Uma nova fase do negócio começou a germinar a partir da pandemia. “Vimos o volume de entregas crescer e concluímos que havia um público adicional: as empresas”, conta Monsores. A CAE já obteve investimentos de R$ 400 mil da Via Fácil, R$ 500 mil de subvenção pela Fundação de Amparo à Pesquisa do Estado do Rio de Janeiro (Faperj) e, em 2023, conquistou R$ 1 milhão, afirma Monsores, dos participantes do programa Shark Tank. São investimentos para embasar o projeto de crescimento. “Queremos atingir neste ano mais de cinco mil assinantes. Temos uma perspectiva de fazer 600 mil entregas neste ano só em favelas”, diz.
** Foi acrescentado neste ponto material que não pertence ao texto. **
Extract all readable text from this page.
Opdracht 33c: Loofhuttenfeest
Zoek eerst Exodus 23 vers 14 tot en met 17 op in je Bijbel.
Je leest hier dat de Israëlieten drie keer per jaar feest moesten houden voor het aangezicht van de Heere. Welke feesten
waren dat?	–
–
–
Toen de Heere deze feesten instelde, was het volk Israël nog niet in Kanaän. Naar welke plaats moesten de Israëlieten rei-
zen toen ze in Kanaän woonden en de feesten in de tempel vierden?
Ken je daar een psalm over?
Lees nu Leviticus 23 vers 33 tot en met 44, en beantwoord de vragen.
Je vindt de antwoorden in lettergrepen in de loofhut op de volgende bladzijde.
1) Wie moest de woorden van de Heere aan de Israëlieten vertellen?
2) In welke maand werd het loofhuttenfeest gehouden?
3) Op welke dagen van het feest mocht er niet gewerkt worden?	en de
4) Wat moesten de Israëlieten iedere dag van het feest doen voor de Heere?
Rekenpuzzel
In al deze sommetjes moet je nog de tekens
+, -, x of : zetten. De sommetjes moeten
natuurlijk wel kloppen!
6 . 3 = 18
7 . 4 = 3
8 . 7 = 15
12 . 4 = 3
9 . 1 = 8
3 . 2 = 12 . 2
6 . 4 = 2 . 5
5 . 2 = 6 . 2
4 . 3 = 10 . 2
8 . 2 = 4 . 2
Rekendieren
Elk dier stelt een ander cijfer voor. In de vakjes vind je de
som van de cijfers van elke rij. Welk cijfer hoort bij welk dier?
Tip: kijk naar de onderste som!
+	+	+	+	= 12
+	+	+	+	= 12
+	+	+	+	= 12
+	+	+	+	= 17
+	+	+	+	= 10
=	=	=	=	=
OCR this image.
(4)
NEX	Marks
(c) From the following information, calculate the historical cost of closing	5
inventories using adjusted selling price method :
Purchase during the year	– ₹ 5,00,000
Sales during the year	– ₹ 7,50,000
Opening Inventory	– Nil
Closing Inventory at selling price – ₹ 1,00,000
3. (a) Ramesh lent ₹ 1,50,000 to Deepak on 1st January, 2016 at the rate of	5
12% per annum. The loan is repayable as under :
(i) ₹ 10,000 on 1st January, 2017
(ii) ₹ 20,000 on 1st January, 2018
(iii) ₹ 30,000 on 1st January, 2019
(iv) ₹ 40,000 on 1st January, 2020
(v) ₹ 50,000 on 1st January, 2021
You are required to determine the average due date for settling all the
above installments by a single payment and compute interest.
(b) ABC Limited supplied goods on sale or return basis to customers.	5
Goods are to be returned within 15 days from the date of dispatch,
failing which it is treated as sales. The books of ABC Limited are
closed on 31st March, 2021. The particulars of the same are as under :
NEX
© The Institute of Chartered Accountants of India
A Carteiro Amigo fechou 2023, conta Monsores, com mais de R$ 20 milhões de faturamento, incluindo o ecossistema Via Fácil, que faz entregas para áreas no entorno de 7 km das comunidades, sendo que R$ 400 mil vieram das operações nas favelas. “Para este ano, a previsão de faturamento é de R$ 30 milhões, sendo R$ 2 milhões com as favelas”, destaca.

Fundada em 2021 pelos jovens Sanderson Pajeú, que já foi morador de favela, Katrine Scomparim, Leonardo Medeiros e Rodrigo Yanez, a naPorta atua principalmente no Rio de Janeiro. E também é parceira do Google para fazer o mapeamento digital. Segundo Scomparim, foram mapeadas 21 favelas em São Paulo com CEP digital, favorecendo 17 mil pessoas em 4,3 mil endereços.

A empresa, que acabou de passar por uma rodada de investimentos – Scomparim não revela os valores captados –, ampliou sua área de atuação para além das favelas e tem 12 clientes. São companhias como Riachuelo, Magalu, Americanas, Mercado Livre, Shopee, C&A e Petlove. “Em dois anos de atuação, fizemos mais de 400 mil entregas”, diz. A naPorta está presente na Cidade de Deus, Rio das Pedras, Rocinha, Gardênia, no Rio, e Ferraz de Vasconcelos, Lajeado e Poá, em São Paulo.